Cypress is particularly popular in React, Vue, and Angular teams where developers write their own tests. In NZ, startups and mid-size SaaS companies frequently adopt Cypress because of its gentle learning curve and excellent documentation.
What it's used for
Cypress shines when:
- Frontend developers own testing: The DX is optimised for developers who want to debug tests as easily as they debug application code.
- Component testing: Cypress 10+ added first-class component testing for React, Vue, Angular, and Svelte.
- Real-time feedback during development: The Test Runner UI updates instantly as you edit tests or application code.
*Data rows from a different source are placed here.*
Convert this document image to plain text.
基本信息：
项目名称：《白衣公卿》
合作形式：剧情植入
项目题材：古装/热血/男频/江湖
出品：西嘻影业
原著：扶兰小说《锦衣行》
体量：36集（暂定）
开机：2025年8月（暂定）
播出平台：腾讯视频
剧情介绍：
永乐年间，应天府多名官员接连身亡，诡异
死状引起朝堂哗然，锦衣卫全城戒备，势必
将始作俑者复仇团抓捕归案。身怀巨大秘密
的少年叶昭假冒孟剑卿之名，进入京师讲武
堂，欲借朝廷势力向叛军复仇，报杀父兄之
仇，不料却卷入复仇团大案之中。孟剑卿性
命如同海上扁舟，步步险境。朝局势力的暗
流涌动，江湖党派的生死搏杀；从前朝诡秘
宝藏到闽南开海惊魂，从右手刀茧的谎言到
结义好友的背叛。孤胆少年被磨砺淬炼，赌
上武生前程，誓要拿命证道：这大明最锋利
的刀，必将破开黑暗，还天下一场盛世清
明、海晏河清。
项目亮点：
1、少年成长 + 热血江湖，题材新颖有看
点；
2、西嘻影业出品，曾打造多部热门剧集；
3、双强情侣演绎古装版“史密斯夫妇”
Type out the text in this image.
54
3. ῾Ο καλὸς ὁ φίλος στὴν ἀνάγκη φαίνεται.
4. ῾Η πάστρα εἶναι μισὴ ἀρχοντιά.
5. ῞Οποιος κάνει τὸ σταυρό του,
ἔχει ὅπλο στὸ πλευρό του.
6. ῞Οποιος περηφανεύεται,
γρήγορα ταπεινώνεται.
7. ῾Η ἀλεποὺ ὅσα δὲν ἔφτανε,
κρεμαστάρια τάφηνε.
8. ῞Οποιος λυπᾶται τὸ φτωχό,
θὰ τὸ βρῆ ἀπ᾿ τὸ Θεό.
- Stubbing and mocking: Easy network interception for isolating the frontend from backend dependencies.
Pros & Cons
Pros
- Time-travel debugging: hover over commands to see DOM state at that moment
- Automatic waiting: no explicit waits needed for elements, networks, or animations
- Excellent documentation and onboarding experience
- Built-in screenshot and video recording on failure
- Component testing for modern JS frameworks
Cons
- Only supports JavaScript/TypeScript — no Python, Java, or C# bindings
- Cannot drive multiple tabs or multiple origins in one test
- Firefox and WebKit support is experimental compared to Chrome
- Slower than Playwright for large suites due to in-browser architecture
- Cypress Cloud requires paid subscription for parallelisation and analytics
Platforms & Integrations
Cypress runs on Windows, macOS, and Linux. It primarily targets Chromium-based browsers (Chrome, Edge) with beta support for Firefox and WebKit.
Pricing
| Tier | Cost | Includes |
|---|---|---|
| Open Source | Free | Test Runner, all framework features |
| Cypress Cloud | $75/user/mo | Parallel execution, test analytics, flaky test detection, SSO |
NZ Context
Cypress is common in NZ startups and agencies building modern JavaScript applications. Companies like Pushpay and Vend (now Lightspeed) have used Cypress for their React-based UIs. The NZ JavaScript community hosts regular Cypress workshops. For teams where QA engineers don't write code, Cypress can be harder to adopt than no-code alternatives like Tosca or Katalon.
Alternatives
- Playwright — Faster, supports more browsers, and has better CI parallelisation.
- Selenium — Better for multi-language enterprise teams and legacy browser support.
- TestCafe — Similar JavaScript focus but with cross-browser support out of the box.